The report highlights the potential to examine variation in cost by consultant team, for example using heat maps to show team performance across common HRGs. While again stressing that findings need to be read with care, taking account of different casemixes and ages even within the same HRG, the information was often worth exploring alongside outcome data. Was the fact that one consultant had higher theatre costs connected to the lower ward costs exhibited by their patients, for example?

Turning this type of data into the reduction of unnecessary variation will be the key next step for patient costing. But trusts do talk of other benefits. ‘The behaviour we noticed and some of the savings that were cited often relate to more accurate billing,’ says Mr Blunt. He points out that, while valid, this type of improvement does not save the system money.

The  report itself identifies other benefits aside from the retrospective analysis of costs – to enhance the accuracy of budget projections, for example, or help model changes in certain patient groups. It suggests PLICS could also move beyond hospitals and into primary and community services and become really powerful in understanding full pathway costs. There is already some international experience of using patient costing in primary care settings, albeit at a small scale.

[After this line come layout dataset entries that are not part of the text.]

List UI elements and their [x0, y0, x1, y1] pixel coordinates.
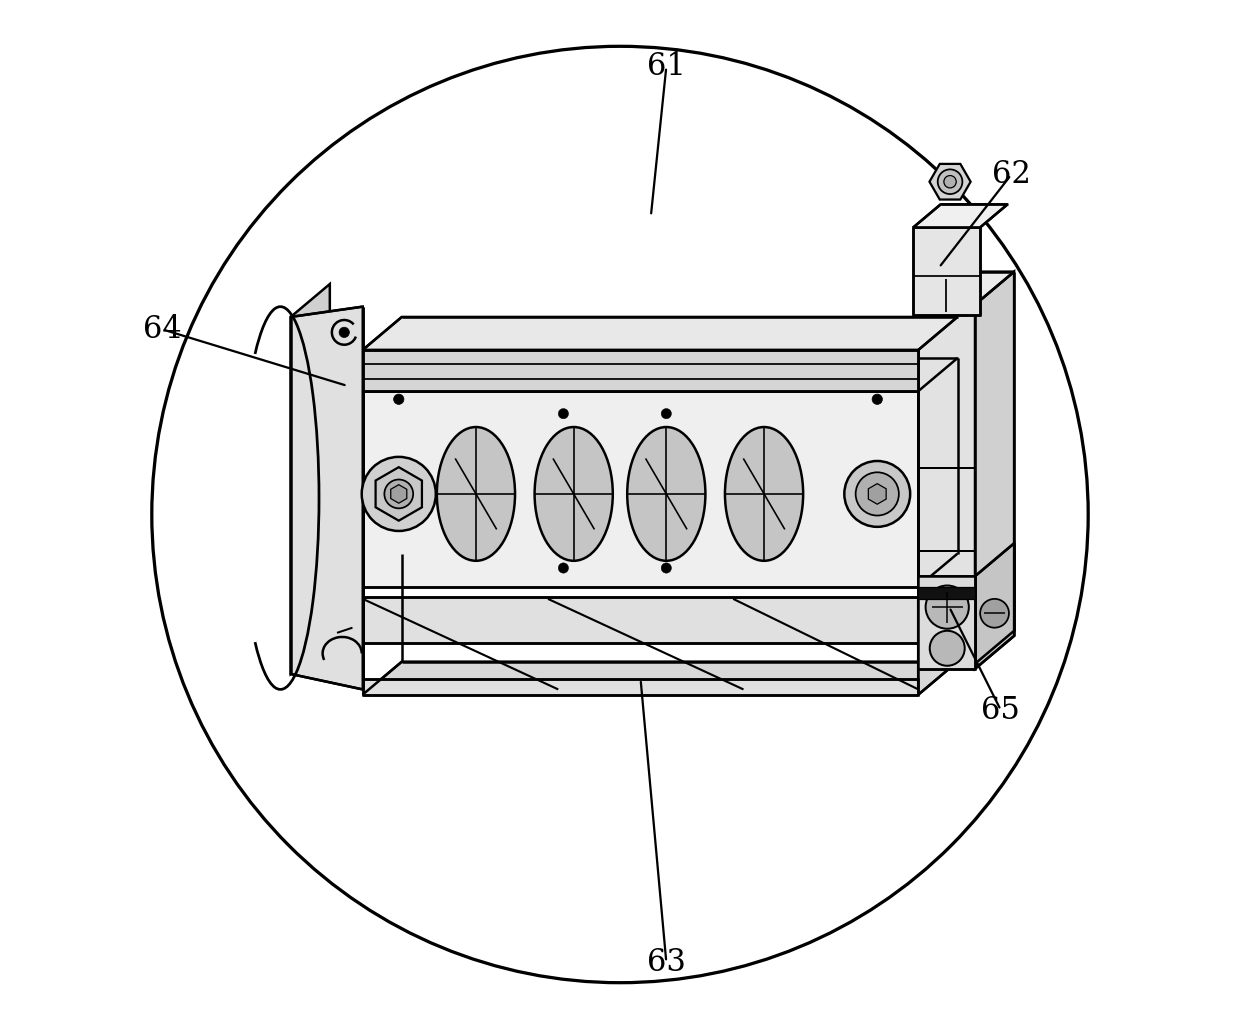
Ellipse shape — [725, 427, 804, 561]
Polygon shape — [975, 272, 1014, 664]
Circle shape — [661, 563, 671, 573]
Circle shape — [558, 409, 569, 419]
Text: 65: 65 — [981, 695, 1021, 725]
Polygon shape — [376, 467, 422, 521]
Circle shape — [872, 394, 883, 404]
Circle shape — [930, 631, 965, 666]
Polygon shape — [363, 679, 919, 695]
Ellipse shape — [534, 427, 613, 561]
Polygon shape — [363, 597, 919, 643]
Polygon shape — [975, 543, 1014, 669]
Polygon shape — [363, 350, 919, 391]
Polygon shape — [363, 358, 957, 391]
Polygon shape — [914, 227, 980, 315]
Circle shape — [856, 472, 899, 516]
Polygon shape — [363, 317, 957, 350]
Polygon shape — [391, 485, 407, 503]
Ellipse shape — [627, 427, 706, 561]
Circle shape — [339, 327, 350, 338]
Polygon shape — [363, 391, 919, 587]
Polygon shape — [363, 662, 957, 695]
Polygon shape — [919, 576, 975, 669]
Text: 62: 62 — [992, 159, 1030, 190]
Polygon shape — [290, 284, 330, 674]
Circle shape — [937, 170, 962, 194]
Circle shape — [362, 457, 435, 531]
Polygon shape — [914, 205, 1008, 227]
Polygon shape — [290, 307, 363, 689]
Circle shape — [384, 480, 413, 508]
Text: 63: 63 — [647, 947, 686, 978]
Circle shape — [393, 394, 404, 404]
Ellipse shape — [436, 427, 515, 561]
Polygon shape — [919, 358, 957, 587]
Polygon shape — [930, 164, 971, 200]
Circle shape — [558, 563, 569, 573]
Circle shape — [944, 176, 956, 188]
Text: 64: 64 — [143, 314, 181, 345]
Polygon shape — [919, 272, 1014, 305]
Polygon shape — [919, 305, 975, 664]
Circle shape — [844, 461, 910, 527]
Circle shape — [661, 409, 671, 419]
Circle shape — [925, 586, 968, 629]
Text: 61: 61 — [647, 51, 686, 82]
Polygon shape — [868, 484, 887, 504]
Circle shape — [980, 599, 1009, 628]
Polygon shape — [919, 587, 975, 599]
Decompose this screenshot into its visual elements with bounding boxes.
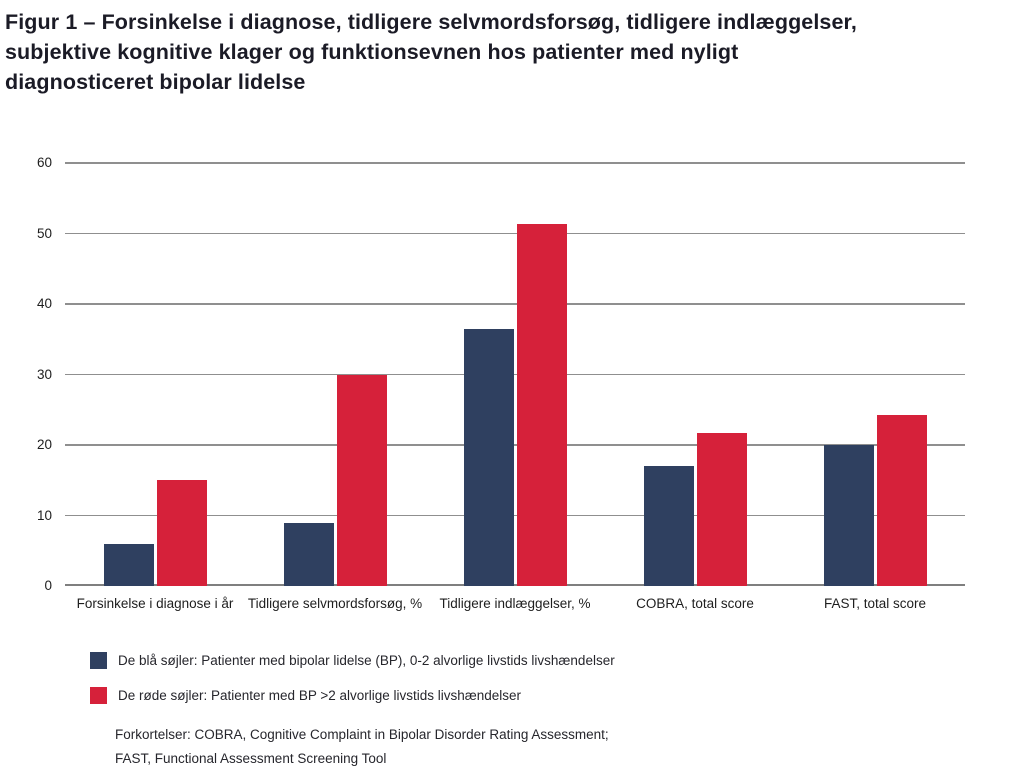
bar-blue-3	[463, 328, 514, 586]
bar-blue-5	[823, 445, 874, 586]
gridline-0	[65, 584, 965, 586]
bar-blue-4	[643, 466, 694, 586]
legend-item-red: De røde søjler: Patienter med BP >2 alvo…	[90, 687, 615, 704]
bar-group-4	[605, 163, 785, 586]
legend-swatch-blue	[90, 652, 107, 669]
gridline-30	[65, 373, 965, 376]
gridline-60	[65, 162, 965, 164]
y-tick-label-20: 20	[36, 437, 52, 452]
gridline-40	[65, 303, 965, 305]
bar-red-2	[336, 374, 387, 586]
x-category-label-4: COBRA, total score	[636, 596, 754, 611]
bar-red-5	[876, 415, 927, 586]
bar-group-2	[245, 163, 425, 586]
y-tick-label-0: 0	[44, 578, 52, 593]
x-axis: Forsinkelse i diagnose i år Tidligere sel…	[65, 596, 965, 611]
x-category-label-5: FAST, total score	[823, 596, 927, 611]
chart-title-line-1: Figur 1 – Forsinkelse i diagnose, tidlig…	[5, 10, 857, 34]
x-category-label-3: Tidligere indlæggelser, %	[439, 596, 591, 611]
legend-label-red: De røde søjler: Patienter med BP >2 alvo…	[118, 688, 522, 703]
bar-blue-1	[103, 543, 154, 586]
chart-title: Figur 1 – Forsinkelse i diagnose, tidlig…	[5, 7, 1020, 97]
bar-red-4	[696, 433, 747, 586]
y-tick-label-30: 30	[36, 366, 52, 382]
plot-area	[65, 162, 965, 586]
footnote-line-1: Forkortelser: COBRA, Cognitive Complaint…	[115, 727, 609, 742]
legend: De blå søjler: Patienter med bipolar lid…	[90, 652, 615, 722]
footnote-line-2: FAST, Functional Assessment Screening To…	[115, 751, 387, 766]
legend-label-blue: De blå søjler: Patienter med bipolar lid…	[118, 653, 615, 668]
gridline-50	[65, 232, 965, 235]
y-tick-label-10: 10	[36, 507, 52, 523]
gridline-20	[65, 444, 965, 446]
bar-group-3	[425, 163, 605, 586]
bar-red-3	[516, 224, 567, 586]
gridline-10	[65, 514, 965, 517]
y-tick-label-50: 50	[36, 225, 52, 241]
legend-swatch-red	[90, 687, 107, 704]
bar-red-1	[156, 480, 207, 586]
legend-item-blue: De blå søjler: Patienter med bipolar lid…	[90, 652, 615, 669]
bar-group-5	[785, 163, 965, 586]
y-tick-label-40: 40	[36, 296, 52, 311]
x-category-label-1: Forsinkelse i diagnose i år	[76, 596, 234, 611]
chart-title-line-2: subjektive kognitive klager og funktions…	[5, 40, 739, 64]
chart-title-line-3: diagnosticeret bipolar lidelse	[5, 70, 306, 94]
bar-blue-2	[283, 522, 334, 586]
footnote: Forkortelser: COBRA, Cognitive Complaint…	[115, 723, 609, 771]
x-category-label-2: Tidligere selvmordsforsøg, %	[247, 596, 423, 611]
bar-group-1	[65, 163, 245, 586]
y-tick-label-60: 60	[36, 155, 52, 170]
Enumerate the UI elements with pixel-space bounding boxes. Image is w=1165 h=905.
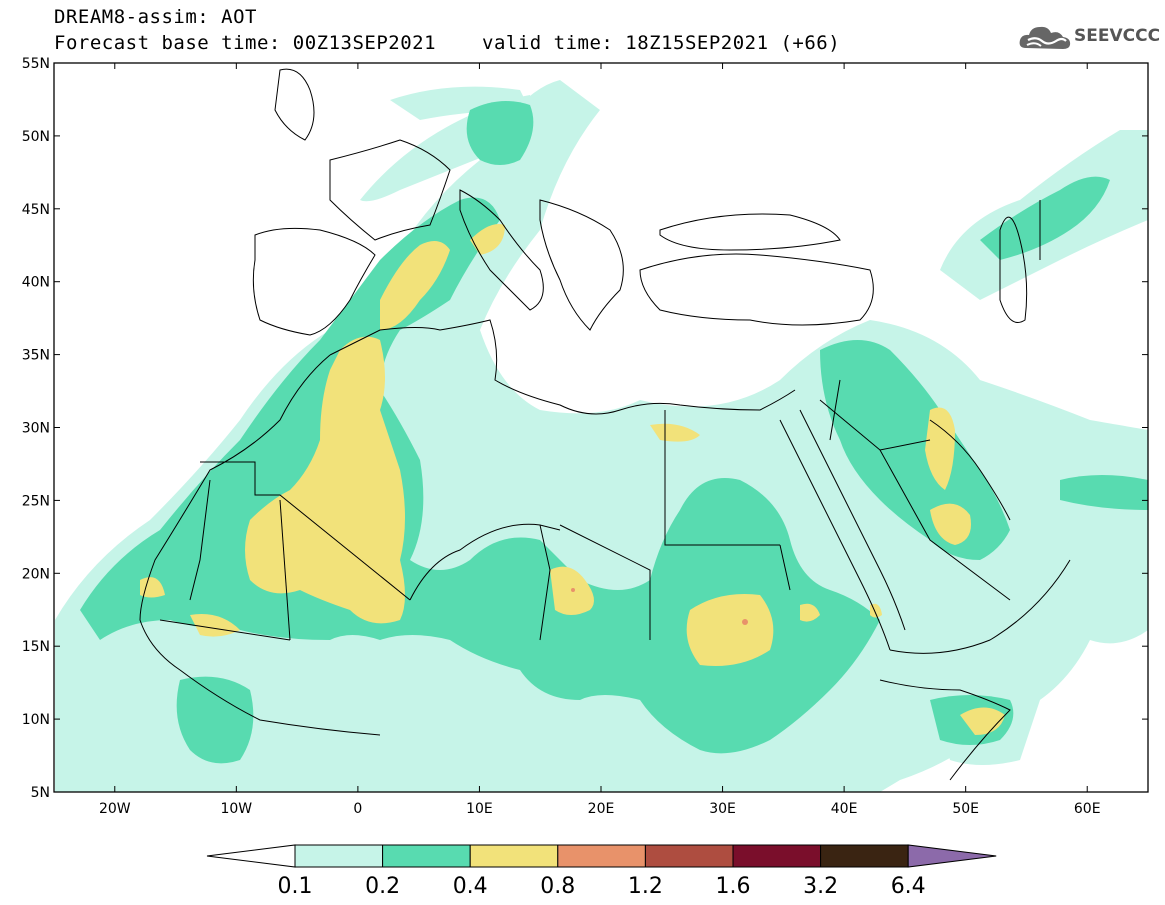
colorbar-box [382, 844, 471, 868]
lat-label: 20N [22, 566, 50, 582]
coastlines [139, 68, 1071, 781]
colorbar-label: 0.2 [365, 874, 400, 899]
lat-label: 30N [22, 421, 50, 437]
colorbar-label: 1.6 [716, 874, 751, 899]
colorbar-label: 6.4 [891, 874, 926, 899]
lat-label: 15N [22, 639, 50, 655]
lat-label: 25N [22, 493, 50, 509]
colorbar-box [469, 844, 559, 868]
lon-label: 60E [1074, 801, 1101, 817]
colorbar-label: 0.8 [540, 874, 575, 899]
colorbar-under [206, 844, 296, 868]
colorbar-box [294, 844, 384, 868]
lon-label: 20W [99, 801, 131, 817]
lon-label: 50E [952, 801, 979, 817]
lon-label: 40E [831, 801, 858, 817]
lat-label: 45N [22, 202, 50, 218]
colorbar-labels: 0.1 0.2 0.4 0.8 1.2 1.6 3.2 6.4 [278, 874, 926, 899]
colorbar-label: 1.2 [628, 874, 663, 899]
colorbar-label: 3.2 [803, 874, 838, 899]
lat-label: 40N [22, 275, 50, 291]
lon-labels: 20W 10W 0 10E 20E 30E 40E 50E 60E [99, 801, 1101, 817]
colorbar-over [907, 844, 997, 868]
aot-level-0-2 [80, 101, 1148, 764]
aot-level-0-8 [571, 588, 748, 625]
colorbar-label: 0.4 [453, 874, 488, 899]
lat-label: 5N [31, 785, 50, 801]
logo-text: SEEVCCC [1074, 26, 1161, 46]
forecast-base-time: Forecast base time: 00Z13SEP2021 [54, 32, 437, 54]
lat-label: 35N [22, 348, 50, 364]
seevccc-logo: SEEVCCC [1018, 22, 1161, 54]
lat-labels: 55N 50N 45N 40N 35N 30N 25N 20N 15N 10N 5N [22, 56, 50, 801]
colorbar-box [732, 844, 822, 868]
lon-label: 10W [220, 801, 252, 817]
lon-label: 10E [466, 801, 493, 817]
aot-level-0-4 [140, 224, 1005, 735]
lat-label: 10N [22, 712, 50, 728]
cloud-icon [1019, 26, 1071, 49]
colorbar-box [557, 844, 646, 868]
colorbar-box [644, 844, 734, 868]
lon-label: 20E [588, 801, 615, 817]
map-title: DREAM8-assim: AOT [54, 6, 257, 28]
colorbar-box [820, 844, 909, 868]
valid-time: valid time: 18Z15SEP2021 (+66) [482, 32, 841, 54]
lat-label: 55N [22, 56, 50, 72]
colorbar-label: 0.1 [278, 874, 313, 899]
lon-label: 0 [353, 801, 362, 817]
colorbar-boxes [206, 844, 997, 868]
axis-ticks [54, 62, 1148, 793]
lon-label: 30E [709, 801, 736, 817]
aot-field [54, 63, 1148, 792]
lat-label: 50N [22, 129, 50, 145]
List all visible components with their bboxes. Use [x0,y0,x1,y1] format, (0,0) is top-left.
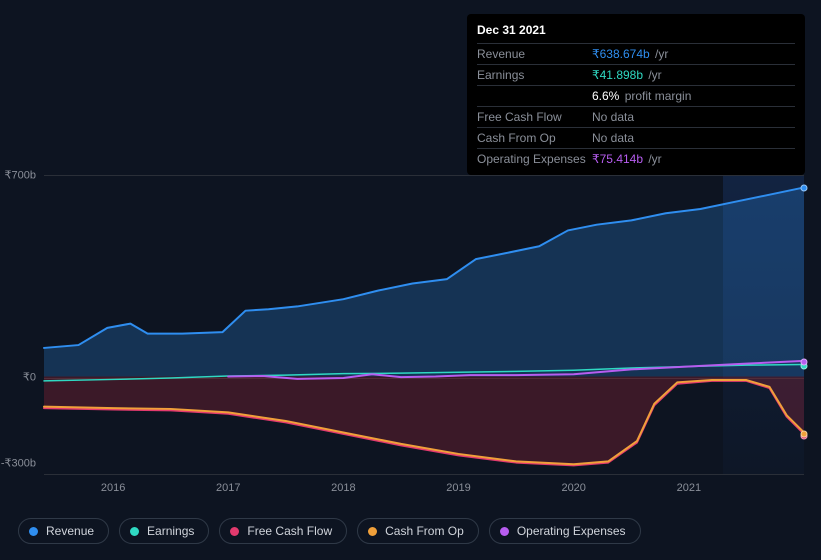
series-end-marker-revenue [801,184,808,191]
series-end-marker-opex [801,359,808,366]
tooltip-row: Free Cash FlowNo data [477,106,795,127]
legend-item-fcf[interactable]: Free Cash Flow [219,518,347,544]
tooltip-row-value: ₹638.674b /yr [592,47,795,61]
tooltip-row: Cash From OpNo data [477,127,795,148]
x-axis-label: 2018 [331,482,355,494]
legend-item-label: Revenue [46,524,94,538]
tooltip-row-value: No data [592,110,795,124]
y-axis-label: -₹300b [1,457,36,470]
legend-item-cfo[interactable]: Cash From Op [357,518,479,544]
tooltip-date: Dec 31 2021 [477,20,795,43]
tooltip-row-label [477,89,592,103]
legend-dot-icon [130,527,139,536]
tooltip-row-label: Revenue [477,47,592,61]
legend-dot-icon [500,527,509,536]
x-axis-label: 2019 [446,482,470,494]
tooltip-row-value: ₹41.898b /yr [592,68,795,82]
x-axis-label: 2020 [561,482,585,494]
legend-item-earnings[interactable]: Earnings [119,518,209,544]
legend-item-label: Operating Expenses [517,524,626,538]
legend-item-opex[interactable]: Operating Expenses [489,518,641,544]
tooltip-row: 6.6% profit margin [477,85,795,106]
x-axis-label: 2017 [216,482,240,494]
tooltip-row-value: 6.6% profit margin [592,89,795,103]
tooltip-row-label: Free Cash Flow [477,110,592,124]
tooltip-row-label: Earnings [477,68,592,82]
tooltip-row-label: Cash From Op [477,131,592,145]
legend-item-label: Earnings [147,524,194,538]
legend-item-label: Free Cash Flow [247,524,332,538]
legend-item-revenue[interactable]: Revenue [18,518,109,544]
tooltip-row: Operating Expenses₹75.414b /yr [477,148,795,169]
series-end-marker-cfo [801,431,808,438]
tooltip-row-label: Operating Expenses [477,152,592,166]
legend-item-label: Cash From Op [385,524,464,538]
y-axis-label: ₹0 [23,370,36,383]
legend-dot-icon [29,527,38,536]
y-axis-label: ₹700b [5,169,36,182]
x-axis-label: 2016 [101,482,125,494]
tooltip-row-value: ₹75.414b /yr [592,152,795,166]
x-axis: 2016 2017 2018 2019 2020 2021 [44,482,804,498]
chart-plot-area[interactable] [44,175,804,475]
tooltip-row: Revenue₹638.674b /yr [477,43,795,64]
series-fill-fcf [44,377,804,466]
financials-chart: ₹700b₹0-₹300b 201620172018201920202021 [18,155,804,495]
chart-legend: Revenue Earnings Free Cash Flow Cash From O… [18,518,641,544]
tooltip-row: Earnings₹41.898b /yr [477,64,795,85]
x-axis-label: 2021 [677,482,701,494]
chart-tooltip: Dec 31 2021 Revenue₹638.674b /yrEarnings… [467,14,805,175]
tooltip-row-value: No data [592,131,795,145]
legend-dot-icon [230,527,239,536]
legend-dot-icon [368,527,377,536]
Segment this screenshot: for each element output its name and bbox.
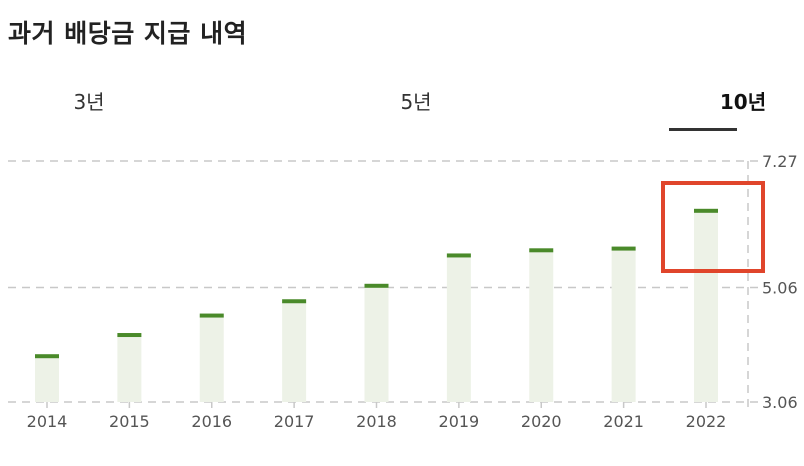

And if PLICS information could be delivered on a more frequent basis – daily or weekly, say – costs could be ‘amenable to the surveillance techniques currently applied to monitoring mortality, allowing immediate intervention in a service if costs were consistently deviating from some expected value’. The report even suggests patient-level accounting data could have a role in helping to improve the evaluation of health IT projects in future.

There are some concerns though. The researchers warn PLICS may give hospitals an advanced understanding of their costs, something to which commissioners would not be guaranteed access. They say this ‘information asymmetry’ can have a detrimental effect on market efficiency. As

a precaution, they suggest policymakers mandate some sharing of cost information between all providers and commissioners, possibly following the model of regulatory accounts used in the utilities industry.

There are already hospitals that share data with commissioners. But there are also concerns about how shared data could be used. Mental health providers, generally less well advanced than acute providers in implementing patient costing, are understood to be worried about the use of patient cost data outside their organisation. Under current block contract arrangements, and to an extent under future local cluster pricing arrangements, providers fear commissioners could cherrypick information that backed up lower local prices for parts of their contracts – adding to financial pressures across the whole organisation.

But the overall tone of the report is positive, albeit with the proviso that the researchers would expect to see greater evidence in future of real savings made on the back of the data. ‘Management need to take the data on board and start having [what can be] hard conversations and talk to their clinicians about the resources being used,’ says Mr Blunt.